65. Pendekatan yang dilakukan untuk menentukan pembanding yang
tepat berupa pendekatan additive dan pendekatan deductive. Pendekatan

169
additive adalah pendekatan untuk mencari pembanding potensial yang diawali
dari suatu penilaian terhadap perusahaan-perusahaan tertentu yang dapat
dijadikan pembanding. Keunggulan dari pendekatan ini adalah hasil
pembanding yang lebih fokus dan sudah dikenal luas dalam industri.
Kekurangannya adalah perusahaan yang telah ditentukan sebelumnya tersebut
ternyata tidak sebanding dan tidak ditemukan dalam database.
66. Pendekatan deductive adalah pendekatan yang berangkat dari
kriteria-kriteria faktor kesebandingan, yang lebih mengutamakan proses
analisis kesebandingan jika dibandingkan dengan hasil pencarinya. Pendekatan
deductive berfokus pada proses, sehingga langkah-langkah pencarian atau
kriteria yang digunakan dalam mencari pembanding sangat diperhatikan.
Keunggulan pendekatan deductive adalah dalam hal transparansi dan
kemudahan verifikasi. Kelemahannya adalah kualitas hasil pembanding sangat
bergantung pada kualitas database yang digunakan.
67. Dalam menentukan pendekatan mana yang lebih baik digunakan
dilakukan dengan cara memilih pembanding yang dapat dipertahankan.

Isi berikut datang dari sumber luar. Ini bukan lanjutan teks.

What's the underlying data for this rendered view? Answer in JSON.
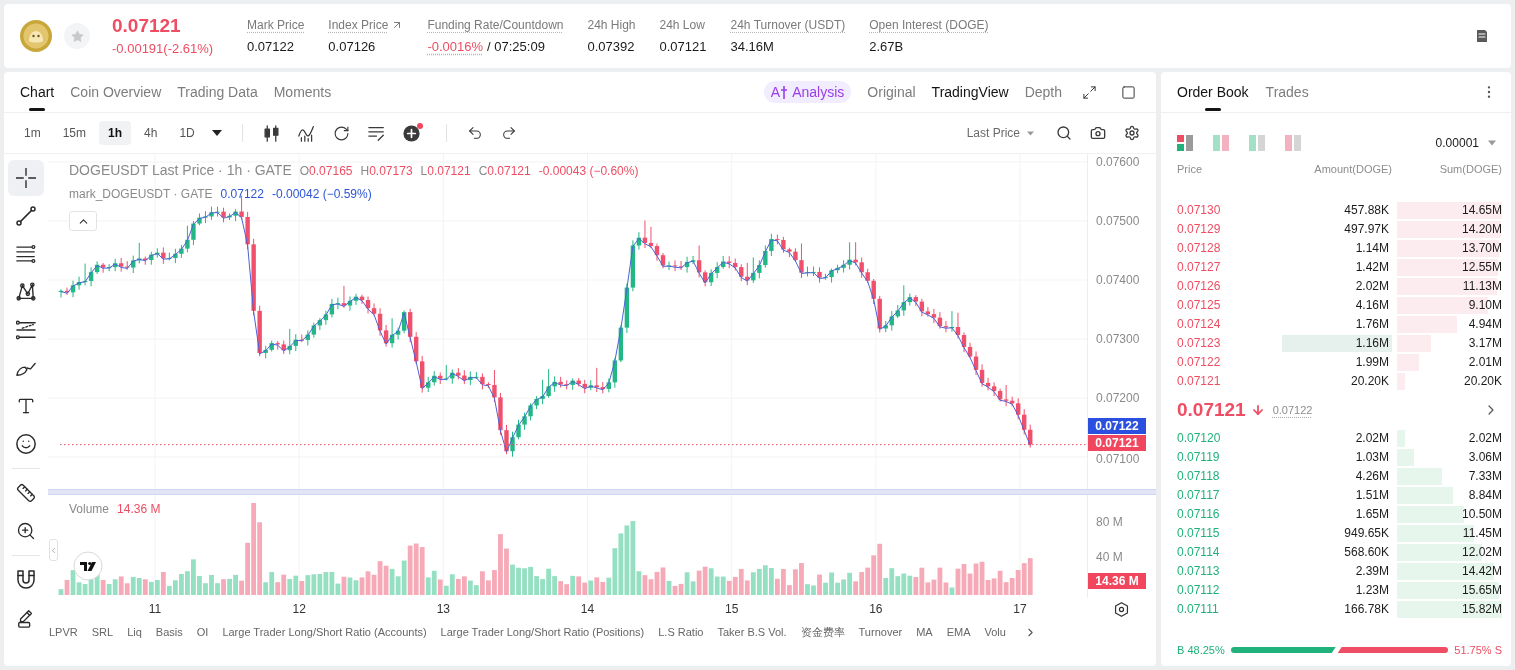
{
  "header": {
    "favorite": false,
    "price": "0.07121",
    "change": "-0.00191(-2.61%)",
    "stats": [
      {
        "kind": "plain",
        "label": "Mark Price",
        "underlined": true,
        "value": "0.07122"
      },
      {
        "kind": "link",
        "label": "Index Price",
        "underlined": true,
        "value": "0.07126"
      },
      {
        "kind": "funding",
        "label": "Funding Rate/Countdown",
        "underlined": true,
        "rate": "-0.0016%",
        "countdown": "/ 07:25:09"
      },
      {
        "kind": "plain",
        "label": "24h High",
        "underlined": false,
        "value": "0.07392"
      },
      {
        "kind": "plain",
        "label": "24h Low",
        "underlined": false,
        "value": "0.07121"
      },
      {
        "kind": "plain",
        "label": "24h Turnover (USDT)",
        "underlined": true,
        "value": "34.16M"
      },
      {
        "kind": "plain",
        "label": "Open Interest (DOGE)",
        "underlined": true,
        "value": "2.67B"
      }
    ]
  },
  "chart": {
    "tabs": [
      {
        "label": "Chart",
        "selected": true
      },
      {
        "label": "Coin Overview",
        "selected": false
      },
      {
        "label": "Trading Data",
        "selected": false
      },
      {
        "label": "Moments",
        "selected": false
      }
    ],
    "analysis": {
      "prefix": "A",
      "label": "Analysis"
    },
    "views": [
      {
        "label": "Original",
        "selected": false
      },
      {
        "label": "TradingView",
        "selected": true
      },
      {
        "label": "Depth",
        "selected": false
      }
    ],
    "intervals": [
      {
        "label": "1m",
        "selected": false
      },
      {
        "label": "15m",
        "selected": false
      },
      {
        "label": "1h",
        "selected": true
      },
      {
        "label": "4h",
        "selected": false
      },
      {
        "label": "1D",
        "selected": false
      }
    ],
    "toolbar_tools": [
      {
        "kind": "candles",
        "badge": false
      },
      {
        "kind": "indicators",
        "badge": false
      },
      {
        "kind": "replay",
        "badge": false
      },
      {
        "kind": "templates",
        "badge": false
      },
      {
        "kind": "add",
        "badge": true
      }
    ],
    "price_source": "Last Price",
    "drawing_tools": [
      [
        {
          "kind": "crosshair",
          "selected": true
        },
        {
          "kind": "trend_line",
          "selected": false
        },
        {
          "kind": "horizontal_lines",
          "selected": false
        },
        {
          "kind": "pattern",
          "selected": false
        },
        {
          "kind": "fib_lines",
          "selected": false
        },
        {
          "kind": "brush",
          "selected": false
        },
        {
          "kind": "text",
          "selected": false
        },
        {
          "kind": "emoji",
          "selected": false
        }
      ],
      [
        {
          "kind": "ruler",
          "selected": false
        },
        {
          "kind": "zoom",
          "selected": false
        }
      ],
      [
        {
          "kind": "magnet",
          "selected": false
        },
        {
          "kind": "pencil",
          "selected": false
        }
      ]
    ],
    "legend": {
      "title": "DOGEUSDT Last Price · 1h · GATE",
      "ohlc": [
        {
          "key": "O",
          "value": "0.07165"
        },
        {
          "key": "H",
          "value": "0.07173"
        },
        {
          "key": "L",
          "value": "0.07121"
        },
        {
          "key": "C",
          "value": "0.07121"
        }
      ],
      "change": "-0.00043 (−0.60%)",
      "mark_title": "mark_DOGEUSDT · GATE",
      "mark_value": "0.07122",
      "mark_change": "-0.00042 (−0.59%)"
    },
    "price_axis": [
      "0.07600",
      "0.07500",
      "0.07400",
      "0.07300",
      "0.07200",
      "0.07100"
    ],
    "mark_price_tag": "0.07122",
    "last_price_tag": "0.07121",
    "volume": {
      "label": "Volume",
      "value": "14.36 M",
      "axis": [
        "80 M",
        "40 M"
      ],
      "tag": "14.36 M"
    },
    "time_axis": [
      "11",
      "12",
      "13",
      "14",
      "15",
      "16",
      "17"
    ],
    "indicators": [
      "LPVR",
      "SRL",
      "Liq",
      "Basis",
      "OI",
      "Large Trader Long/Short Ratio (Accounts)",
      "Large Trader Long/Short Ratio (Positions)",
      "L.S Ratio",
      "Taker B.S Vol.",
      "资金费率",
      "Turnover",
      "MA",
      "EMA",
      "Volu"
    ]
  },
  "order_book": {
    "tabs": [
      {
        "label": "Order Book",
        "selected": true
      },
      {
        "label": "Trades",
        "selected": false
      }
    ],
    "layouts": [
      {
        "kind": "stacked",
        "selected": true
      },
      {
        "kind": "split",
        "selected": false
      },
      {
        "kind": "bids",
        "selected": false
      },
      {
        "kind": "asks",
        "selected": false
      }
    ],
    "precision": "0.00001",
    "columns": [
      "Price",
      "Amount(DOGE)",
      "Sum(DOGE)"
    ],
    "asks": [
      {
        "price": "0.07130",
        "amount": "457.88K",
        "sum": "14.65M",
        "level": 1.0,
        "highlighted": false
      },
      {
        "price": "0.07129",
        "amount": "497.97K",
        "sum": "14.20M",
        "level": 0.99,
        "highlighted": false
      },
      {
        "price": "0.07128",
        "amount": "1.14M",
        "sum": "13.70M",
        "level": 0.97,
        "highlighted": false
      },
      {
        "price": "0.07127",
        "amount": "1.42M",
        "sum": "12.55M",
        "level": 0.96,
        "highlighted": false
      },
      {
        "price": "0.07126",
        "amount": "2.02M",
        "sum": "11.13M",
        "level": 0.95,
        "highlighted": false
      },
      {
        "price": "0.07125",
        "amount": "4.16M",
        "sum": "9.10M",
        "level": 0.87,
        "highlighted": false
      },
      {
        "price": "0.07124",
        "amount": "1.76M",
        "sum": "4.94M",
        "level": 0.57,
        "highlighted": false
      },
      {
        "price": "0.07123",
        "amount": "1.16M",
        "sum": "3.17M",
        "level": 0.32,
        "highlighted": true
      },
      {
        "price": "0.07122",
        "amount": "1.99M",
        "sum": "2.01M",
        "level": 0.21,
        "highlighted": false
      },
      {
        "price": "0.07121",
        "amount": "20.20K",
        "sum": "20.20K",
        "level": 0.08,
        "highlighted": false
      }
    ],
    "last_price": "0.07121",
    "falling": true,
    "mark_price": "0.07122",
    "bids": [
      {
        "price": "0.07120",
        "amount": "2.02M",
        "sum": "2.02M",
        "level": 0.08,
        "highlighted": false
      },
      {
        "price": "0.07119",
        "amount": "1.03M",
        "sum": "3.06M",
        "level": 0.16,
        "highlighted": false
      },
      {
        "price": "0.07118",
        "amount": "4.26M",
        "sum": "7.33M",
        "level": 0.43,
        "highlighted": false
      },
      {
        "price": "0.07117",
        "amount": "1.51M",
        "sum": "8.84M",
        "level": 0.53,
        "highlighted": false
      },
      {
        "price": "0.07116",
        "amount": "1.65M",
        "sum": "10.50M",
        "level": 0.64,
        "highlighted": false
      },
      {
        "price": "0.07115",
        "amount": "949.65K",
        "sum": "11.45M",
        "level": 0.73,
        "highlighted": false
      },
      {
        "price": "0.07114",
        "amount": "568.60K",
        "sum": "12.02M",
        "level": 0.81,
        "highlighted": false
      },
      {
        "price": "0.07113",
        "amount": "2.39M",
        "sum": "14.42M",
        "level": 0.92,
        "highlighted": false
      },
      {
        "price": "0.07112",
        "amount": "1.23M",
        "sum": "15.65M",
        "level": 0.97,
        "highlighted": false
      },
      {
        "price": "0.07111",
        "amount": "166.78K",
        "sum": "15.82M",
        "level": 1.0,
        "highlighted": false
      }
    ],
    "ratio": {
      "buy": "B 48.25%",
      "sell": "51.75% S",
      "level": 0.4825
    }
  }
}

Syarat
suatu pembanding dapat dipertahankan adalah:
(i) Harus sejalan dengan prinsip atau situasi ekonomi;
(ii) Faktor transparansi dan objektif; dan
(iii) Prosesnya dapat diulangi pada saat pemeriksaan.
68. Syarat tersebut paling tepat dipenuhi oleh pendekatan deductive,
sehingga pendekatan tersebut dianggap paling tepat untuk digunakan dalam
menentukan pembanding.

E. METODE PENENTUAN HARGA TRANSFER

69. Dalam menentukan metode harga atau laba wajar perlu dilakukan
kajian untuk menerapkan metode penentuan harga transfer yang paling sesuai
(the most appropriate method). Kajian dalam menentukan metode Penentuan
Harga Transfer dilakukan dengan melihat kriteria sebagai berikut:
(i) Keunggulan dan kekurangan dari masing-masing metode;
(ii) Kesesuaian metode dengan sifat dasar transaksi antar pihak yang
mempunyai Hubungan Istimewa, ditinjau melalui analisis fungsional;
(iii) Ketersediaan informasi yang andal;

170
(iv) Tingkat kesebandingan antara transaksi antar pihak yang mempunyai
Hubungan Istimewa dengan transaksi independen, termasuk keandalan
penyesuaian yang dilakukan.
70. Lima metode Penentuan Harga Transfer yang digunakan di Indonesia
terbagi kedalam dua bagian, yaitu: (i) traditional transaction methods dan (ii)
transactional profit method. Traditional transaction methods merupakan metode
Penentuan Harga Transfer yang menggunakan perbandingan pada tingkat harga
dan laba kotor (gross profit). Termasuk dalam traditional transation methods
adalah metode perbandingan harga, metode harga jual kembali, dan metode
biaya-plus. Traditional transaction methods dianggap sebagai metode yang
paling sesuai karena untuk setiap perbedaan dalam tingkat harga antara
transaksi yang dilakukan dengan pihak Hubungan Istimewa dengan harga
transaksi yang dilakukan pada pihak independen dapat ditelusuri langsung dan
dapat langsung dilakukan penyesuaian harga yang sebanding dengan transaksi
pihak independen.
71. Sedangkan transactional profit methods merupakan metode
Penentuan Harga Transfer dengan menggunakan perbandingan pada tingkat
laba bersih (net margin). Termasuk dalam transactional profit methods adalah
metode pembagian laba, dan metode laba bersih transaksional. Penggunaan
transactional profit method dianggap paling sesuai pada kondisi masing-masing
pihak dalam suatu Grup Usaha membuat kontribusi yang bernilai dan unik atau
pada saat suatu pihak terlibat dalam kegiatan yang saling terintegrasi.
72. Metode Penentuan Harga Transfer yang dapat digunakan adalah
sebagai berikut:

E.1. Metode Perbandingan Harga (Comparable Uncontrolled Price/CUP)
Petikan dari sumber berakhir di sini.